The curriculum development ended of the old degree program (Earth System Science and Engineering BSE) and the created two new degrees (Climate and Meteorology BSE and Space Sciences and Engineering BSE). The new curricula were developed with an “augmented” department Curriculum Committee that included discussions with faculty assigned to teach the new or modified courses that were developed. The course approval and the new curriculum approvals were shepherded through the department Curriculum Committee, the College’s Curriculum Committee, the College Faculty and through the Regents (to approve the new degrees). The revision coincided with the name change of the department to Climate and Space Sciences and Engineering.

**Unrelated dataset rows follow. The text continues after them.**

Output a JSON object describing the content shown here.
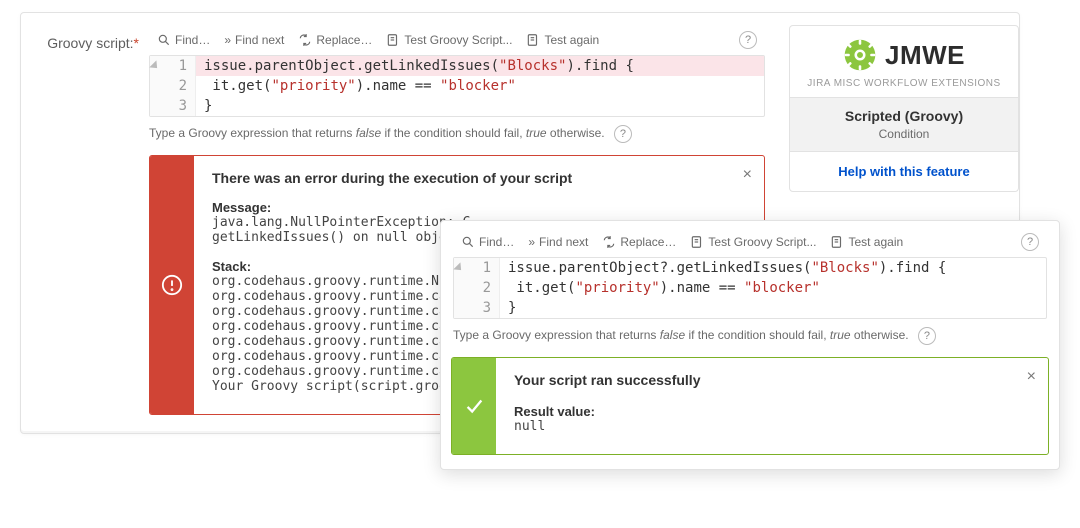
{
  "field_label": "Groovy script:",
  "toolbar": {
    "find": "Find…",
    "find_next": "Find next",
    "replace": "Replace…",
    "test1": "Test Groovy Script...",
    "test2": "Test again"
  },
  "code_error": {
    "lines": [
      {
        "num": "1",
        "hl": true,
        "parts": [
          {
            "t": "issue.parentObject.getLinkedIssues(",
            "c": "tok-k"
          },
          {
            "t": "\"Blocks\"",
            "c": "tok-s"
          },
          {
            "t": ").find {",
            "c": "tok-k"
          }
        ]
      },
      {
        "num": "2",
        "hl": false,
        "parts": [
          {
            "t": " it.get(",
            "c": "tok-k"
          },
          {
            "t": "\"priority\"",
            "c": "tok-s"
          },
          {
            "t": ").name == ",
            "c": "tok-k"
          },
          {
            "t": "\"blocker\"",
            "c": "tok-s"
          }
        ]
      },
      {
        "num": "3",
        "hl": false,
        "parts": [
          {
            "t": "}",
            "c": "tok-k"
          }
        ]
      }
    ]
  },
  "code_ok": {
    "lines": [
      {
        "num": "1",
        "hl": false,
        "parts": [
          {
            "t": "issue.parentObject?.getLinkedIssues(",
            "c": "tok-k"
          },
          {
            "t": "\"Blocks\"",
            "c": "tok-s"
          },
          {
            "t": ").find {",
            "c": "tok-k"
          }
        ]
      },
      {
        "num": "2",
        "hl": false,
        "parts": [
          {
            "t": " it.get(",
            "c": "tok-k"
          },
          {
            "t": "\"priority\"",
            "c": "tok-s"
          },
          {
            "t": ").name == ",
            "c": "tok-k"
          },
          {
            "t": "\"blocker\"",
            "c": "tok-s"
          }
        ]
      },
      {
        "num": "3",
        "hl": false,
        "parts": [
          {
            "t": "}",
            "c": "tok-k"
          }
        ]
      }
    ]
  },
  "hint": {
    "prefix": "Type a Groovy expression that returns ",
    "i1": "false",
    "mid": " if the condition should fail, ",
    "i2": "true",
    "suffix": " otherwise."
  },
  "error": {
    "heading": "There was an error during the execution of your script",
    "msg_label": "Message:",
    "msg_text": "java.lang.NullPointerException: C\ngetLinkedIssues() on null object",
    "stack_label": "Stack:",
    "stack_text": "org.codehaus.groovy.runtime.NullO\norg.codehaus.groovy.runtime.calls\norg.codehaus.groovy.runtime.calls\norg.codehaus.groovy.runtime.calls\norg.codehaus.groovy.runtime.calls\norg.codehaus.groovy.runtime.calls\norg.codehaus.groovy.runtime.calls\nYour Groovy script(script.groovy:"
  },
  "success": {
    "heading": "Your script ran successfully",
    "result_label": "Result value:",
    "result_value": "null"
  },
  "side": {
    "brand_name": "JMWE",
    "brand_sub": "JIRA MISC WORKFLOW EXTENSIONS",
    "title": "Scripted (Groovy)",
    "type": "Condition",
    "help": "Help with this feature"
  }
}
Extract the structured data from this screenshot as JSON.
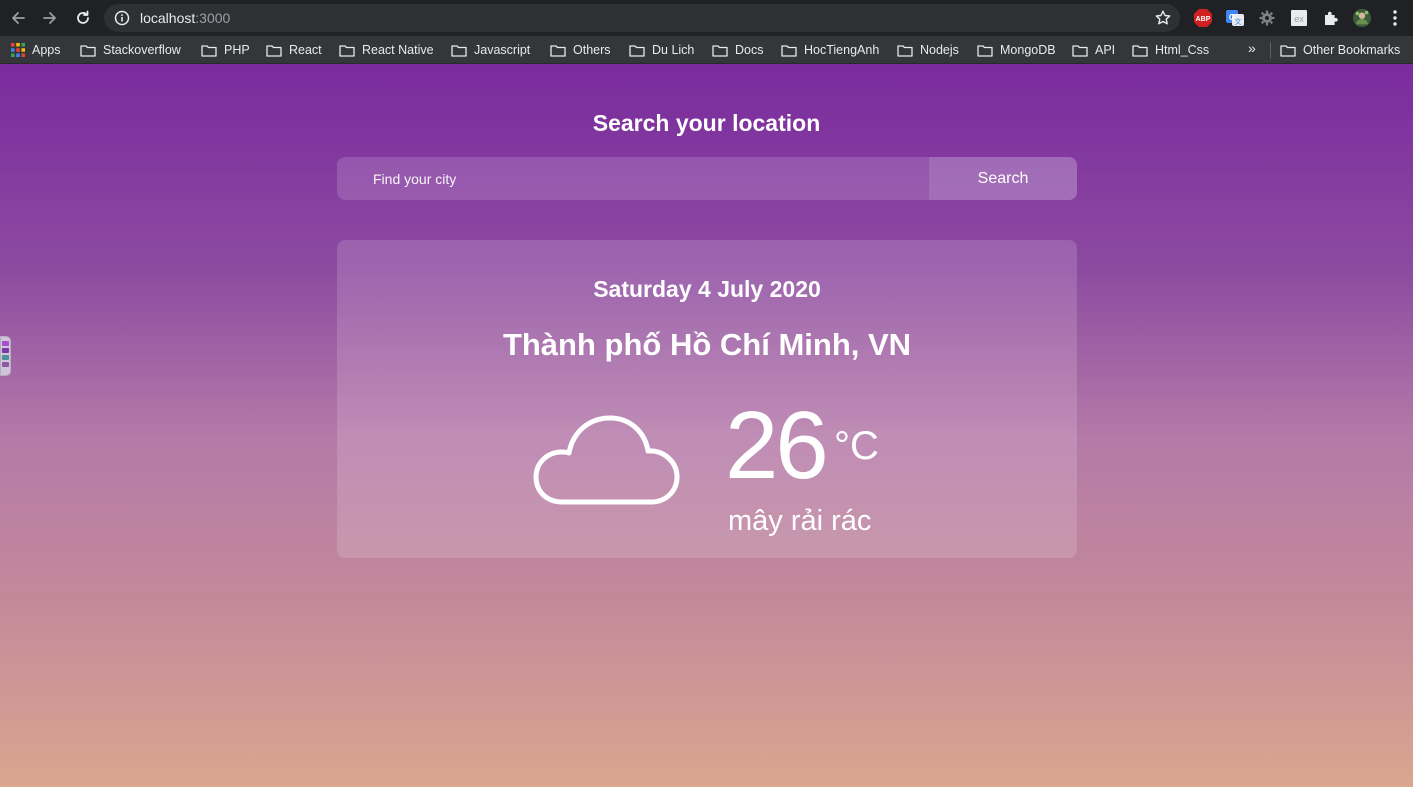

A new minor was also developed that was also approved by LSA. Faculty teams (from the Climate and the Space side) worked on the new course descriptions and the development of the Syllabus to ensure that our major courses could be taught by a broad majority of our faculty (they had been “segregated” between Atmospheric and Space courses in terms of content). With the department name change our course name was changed from AOSS to either CLIMATE or SPACE and for our major courses, they are listed under both CLIMATE/SPACE (e.g., CLIMATE 320/SPACE 320).

Continuation:
Last academic year was the first year for the revised 300-level course offerings and saw the development of several of the new courses. A new 405 course was developed to help logistically to teach new courses for the first time similar to what has been used at the graduate level with a 605 course numbering system. After the new course has been taught once, a formal new course petition is developed that has a syllabus and student evaluations. This year due to six sabbatical leaves and one faculty departure, we are postponing the teaching of two of the proposed new courses, but are teaching two new 405 lab-based courses. Space in the basement of the SRB is being revamped by the college to help support both ENG 100 and CLASP lab courses. The “augmented” Curriculum Committee approach of involving faculty developing and teaching the new courses in the Curriculum Committee discussions will continue this academic year.
Dissemination:
The two new degree programs are now published in the UM catalog. The painful process of creating two new degrees is probably the reason that curricula are revised only on the decadal timescale since the memory of the process needs to fade from the corporate memory of the department. The Whitaker Grant significantly enabled bringing faculty together regularly over a multi-year process and enabled the development of shared vision.
Advice to your Colleagues:
Development of a new undergraduate degree program will take at least two-years. The first efforts need to be the development of a shared vision for the learning goals and objectives.